Manolis Glezos che legge il manifesto. Oggi mi ha fatto tristezza vedere sul profilo facebook di un compagno le dichiarazioni d Manolis accompagnate con la bella foto che gli ho fatto al gazebo di Syriza nel mio quartiere di Nea Smirni, l’ultimo giorno della campagna elettorale del maggio del 2012. Siamo stati per ore e ore a girare tra la gente. Alla fine lui era l’unico che non si era stancato.

Ho portato a Manolis la copia del manifesto con la sua foto in prima pagina l’ultimo giorno della campagna delle seconde elezioni, inl giugno. Ad Agrotema, il locale in cui si teneva la conferenza stampa per la chiusura della campagna elettorale. Era felice come un bambino, perché ha una grandissima stima per la sinistra italiana e specialmente per quello che hanno rappresentato il Pci e il manifesto. Era seduto accanto ad Alexis Tsipras è scherzava: «A me Argiris ha portato il giornale vero e a te la fotocopia», diceva. Ad Alexis avevo stampato la prima pagina del manifesto con la sua foto che leggeva pure lui il giornale. Il cui titolo, «Democrazia», era scritto per metà con lettere greche e per l’altra metà con caratteri latini.

Manolis ha usato in questi giorni la parola tradimento. Quante volte la sinistra settaria e stalinista ha utilizzato questa macabra parola contro lo stesso Manolis? Erano gli anni della dittatura e Manolis aveva girato le spalle ai carri armati che ballavano nel centro di Praga. Perfino nelle carceri di Papadopoulos i nostri compagni erano divisi tra ortodossi, puri e duri del Kke e «traditori», «servi della Cia» e «revisionisti», quelli dell’Unione democratica di sinistra (Eda) e del Partito comunista greco dell’interno.

Il Kke aveva già avvelenato da decenni la sinistra greca con l’accusa di «tradimento» rivolta a chi la pensava diversamente.
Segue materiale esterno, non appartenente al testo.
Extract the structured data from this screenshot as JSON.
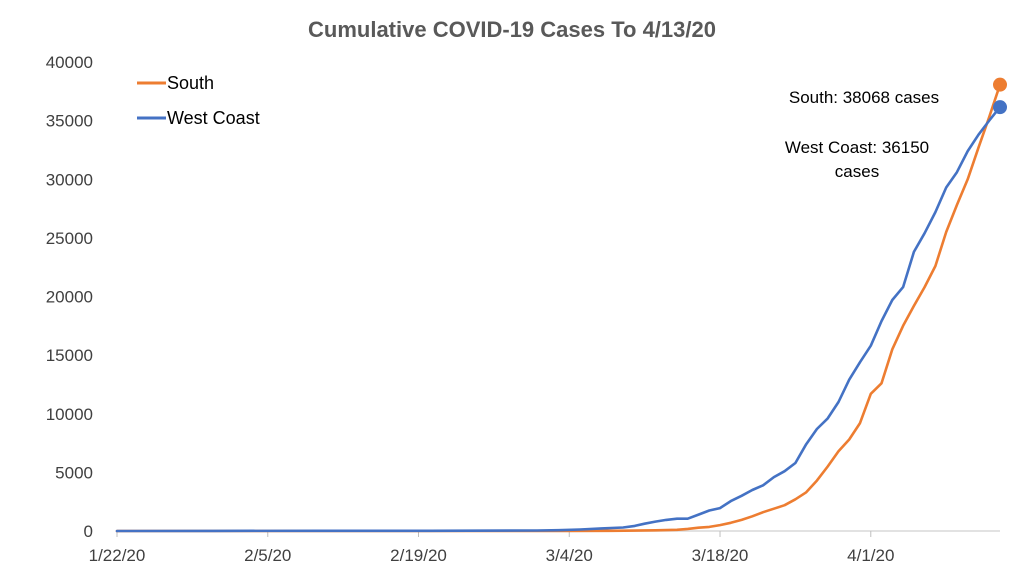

Perfino il capo del grande esercito popolare di Elas, Aris Velouchiotis, era morto nel giugno del 1945 assediato e poi decapitato dalle bande armate dagli inglesi mentre il giornale del partito quel giorno riportava in prima pagina la sua espulsione per «tradimento».

Dentro Syriza vogliamo tutti un gran bene a Manolis, con le sue lotte e la sua grande passione umana. Se per i più grandi è l’eroe della Resistenza che con Siantas ha buttato giù dall’Acropoli la bandiera con la croce uncinata nel maggio del ‘41, per i più giovani è il compagno delle lotte contro i Memorandum e la Troika. Il nostro giovane grande vecchio che quando gli hanno lanciato il gas lacrimogeno sul viso e stava malissimo ha avuto la lucidità di fermare gli infermieri che lo portavano in barella, alzare il suo pugno chiuso è gridare con il poco di voce che gli era rimasta: «Compagni, la lotta continua!».

Questa lotta continua oggi più dura e aggressiva che mai. Non siamo più a difendere palmo a palmo in piazza Syntagma la democrazia. Abbiamo vinto la repressione e la paura. Abbiamo alzato il tiro e la qualità della nostra lotta. Stiamo rivendicando dentro i palazzi dei poteri forti dell’Europa il nostro futuro e le nostre vite, insieme a quelle di decine se non di centinaia di milioni di altri europei.

Alexis, Nikos, Gianis, Eukleidis, Gavriil, Teano, Dimitris, Nadia, Alekos, Tassia, Panagiotis e gli altri nostri compagni oggi al governo hanno bisogno di una solidarietà politica e umana senza precedenti. Alcuni di loro mi sembra che siano invecchiati di dieci anni in un mese. Fanno e facciamo uno sforzo enorme. Dopo le elezioni abbiamo avuto un consenso senza precedenti. La gente non è stupida, ha riempito in massa le piazze per sostenere il nostro governo, intuisce molto bene che solo uniti possiamo vincere.

Questo senso di unità non può mancare a chi dà battaglia in prima linea a Bruxelles, a Francoforte e a Berlino. La lotta è lunga e siamo costretti a vincere.